The second phase started in June 2010, and draws on outcomes of the pilot phase. We developed a professional learning resource for teachers and student teachers, focussing on interactive teaching and learning - with and without ICT. A key element of this resource is the use of unique video clips illustrating interactive practice (produced in Zambian and South African primary classroom contexts) as a stimulus for discussion.

The resource is freely available for re-use under a Creative Commons license. It supports different modes of learning, including collaborative and individual use, as well as blended learning as part of a course. It will be available in a number of formats, appropriate to the varied African environments in which teachers find themselves. It is being embedded in various teacher education and professional development courses administered by teacher colleges and universities in Zambia and elsewhere in sub-Saharan Africa; "taster workshops" have been run successfully with lecturers and students in three higher education settings.

The second phase culminated in trialling the resource with all teachers in Grade 4 to 6 at Chalimbana Basic School throughout 2012. A Zambian teacher facilitated regular workshops with his colleagues.

== Phase 3 (2013–2014) ==

In the third phase (2013), the programme has now broadened to all grades at the school, involving all 35 teachers and all pupils (around 1,000). Workshops are again being facilitated by teachers who participated in earlier phases, leading colleagues (Grades 1–9) through regular teacher group meetings using the resource.
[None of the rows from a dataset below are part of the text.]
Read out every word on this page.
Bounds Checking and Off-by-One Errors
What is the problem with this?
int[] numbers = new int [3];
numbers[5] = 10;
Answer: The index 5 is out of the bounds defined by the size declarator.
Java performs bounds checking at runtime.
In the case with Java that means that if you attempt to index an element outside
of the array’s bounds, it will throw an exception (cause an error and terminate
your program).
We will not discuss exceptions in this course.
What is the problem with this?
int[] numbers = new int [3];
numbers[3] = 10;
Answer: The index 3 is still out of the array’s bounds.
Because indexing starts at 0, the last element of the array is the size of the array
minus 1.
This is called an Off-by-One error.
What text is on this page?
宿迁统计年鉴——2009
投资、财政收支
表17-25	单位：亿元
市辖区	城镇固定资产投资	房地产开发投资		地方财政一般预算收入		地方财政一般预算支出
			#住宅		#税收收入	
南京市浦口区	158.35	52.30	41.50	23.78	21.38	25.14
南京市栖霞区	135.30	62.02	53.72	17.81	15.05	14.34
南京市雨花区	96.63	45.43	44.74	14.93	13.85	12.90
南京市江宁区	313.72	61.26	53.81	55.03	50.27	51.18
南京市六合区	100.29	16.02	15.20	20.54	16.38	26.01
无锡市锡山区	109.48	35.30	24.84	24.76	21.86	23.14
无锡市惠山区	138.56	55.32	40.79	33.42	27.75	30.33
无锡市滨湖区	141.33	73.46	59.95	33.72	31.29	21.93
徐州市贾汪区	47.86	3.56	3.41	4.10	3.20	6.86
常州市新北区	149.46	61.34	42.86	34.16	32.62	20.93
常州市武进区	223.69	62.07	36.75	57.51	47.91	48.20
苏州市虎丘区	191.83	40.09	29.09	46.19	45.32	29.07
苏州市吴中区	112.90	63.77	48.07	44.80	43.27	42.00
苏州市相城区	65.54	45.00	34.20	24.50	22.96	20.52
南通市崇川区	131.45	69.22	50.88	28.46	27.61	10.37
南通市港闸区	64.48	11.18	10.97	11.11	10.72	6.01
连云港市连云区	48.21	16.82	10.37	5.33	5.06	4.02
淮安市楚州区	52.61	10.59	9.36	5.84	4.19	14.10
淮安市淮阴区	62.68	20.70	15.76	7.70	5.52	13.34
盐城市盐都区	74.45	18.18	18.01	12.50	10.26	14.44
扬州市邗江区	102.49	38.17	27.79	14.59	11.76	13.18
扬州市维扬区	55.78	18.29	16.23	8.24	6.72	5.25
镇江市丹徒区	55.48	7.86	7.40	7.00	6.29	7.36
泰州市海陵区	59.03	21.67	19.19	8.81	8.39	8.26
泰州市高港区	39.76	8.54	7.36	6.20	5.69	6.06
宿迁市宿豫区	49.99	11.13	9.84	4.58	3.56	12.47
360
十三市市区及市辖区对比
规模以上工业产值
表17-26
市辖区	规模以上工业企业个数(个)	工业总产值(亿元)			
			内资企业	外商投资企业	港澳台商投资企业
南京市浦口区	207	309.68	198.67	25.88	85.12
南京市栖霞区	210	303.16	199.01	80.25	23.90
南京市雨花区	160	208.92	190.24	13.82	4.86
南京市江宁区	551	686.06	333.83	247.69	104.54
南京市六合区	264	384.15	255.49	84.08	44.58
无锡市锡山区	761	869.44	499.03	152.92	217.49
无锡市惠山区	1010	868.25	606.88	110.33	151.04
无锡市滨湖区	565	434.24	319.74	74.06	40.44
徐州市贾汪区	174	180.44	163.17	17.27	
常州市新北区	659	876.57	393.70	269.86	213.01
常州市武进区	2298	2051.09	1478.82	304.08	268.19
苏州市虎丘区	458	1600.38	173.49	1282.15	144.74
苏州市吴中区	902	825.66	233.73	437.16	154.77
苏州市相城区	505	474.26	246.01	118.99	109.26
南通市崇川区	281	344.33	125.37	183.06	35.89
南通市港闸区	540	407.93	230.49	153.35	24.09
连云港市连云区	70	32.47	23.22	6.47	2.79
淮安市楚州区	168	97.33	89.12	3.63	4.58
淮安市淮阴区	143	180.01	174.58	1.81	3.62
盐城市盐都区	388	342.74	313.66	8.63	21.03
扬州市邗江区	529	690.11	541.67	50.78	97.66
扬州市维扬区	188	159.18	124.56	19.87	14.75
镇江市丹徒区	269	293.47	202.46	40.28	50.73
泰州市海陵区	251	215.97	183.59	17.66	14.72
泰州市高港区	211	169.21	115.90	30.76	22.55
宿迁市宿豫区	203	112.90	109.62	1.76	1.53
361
Research questions included: What forms of stimulus and support are most effective in developing more interactive pedagogy? What changes took place? What were the supporting and constraining factors? Research methods included audio diaries, lesson and workshop observations, video recording and teacher interviews.

== The OER4Schools professional learning resource ==

The OER4Schools programme developed a professional learning resource that can be used in pre-service or in-service teacher education by groups of teachers working together and ultimately sharing practices with others. The resource supports interactive teaching and active, collaborative learning – generally, and through using mobile technologies (tablets, netbooks, e-book readers etc.), digital open educational resources (OER) and Open Source software – as appropriate for teachers’ own purposes and settings.

The professional learning programme is suitable for low-resourced primary schools and teacher colleges (combined with teaching practice), and freely available as an OER. It consists of 25 two-hour sessions, organised in five units, covering interactive teaching principles, group work, questioning, dialogue, Assessment for Learning, and enquiry-based learning. Each session includes unique, professionally filmed video exemplars of interactive practices in Zambian and South African classrooms (with and without technology), accompanying texts, practical activities and facilitator notes. It is based on an established process for teacher-led discussion, trialling new ideas, peer observation and joint reflection, all stimulated and guided by the professional development materials. The overall goal is to focus on learning, meeting the challenge of moving away from superficial repetition of facts towards deeper learning and understanding. The materials have been participatively developed in conjunction with local stakeholders, including teachers, teacher college lecturers and other partners.

The resources are hosted using MediaWiki and are also available as ZIM files (using Kiwix).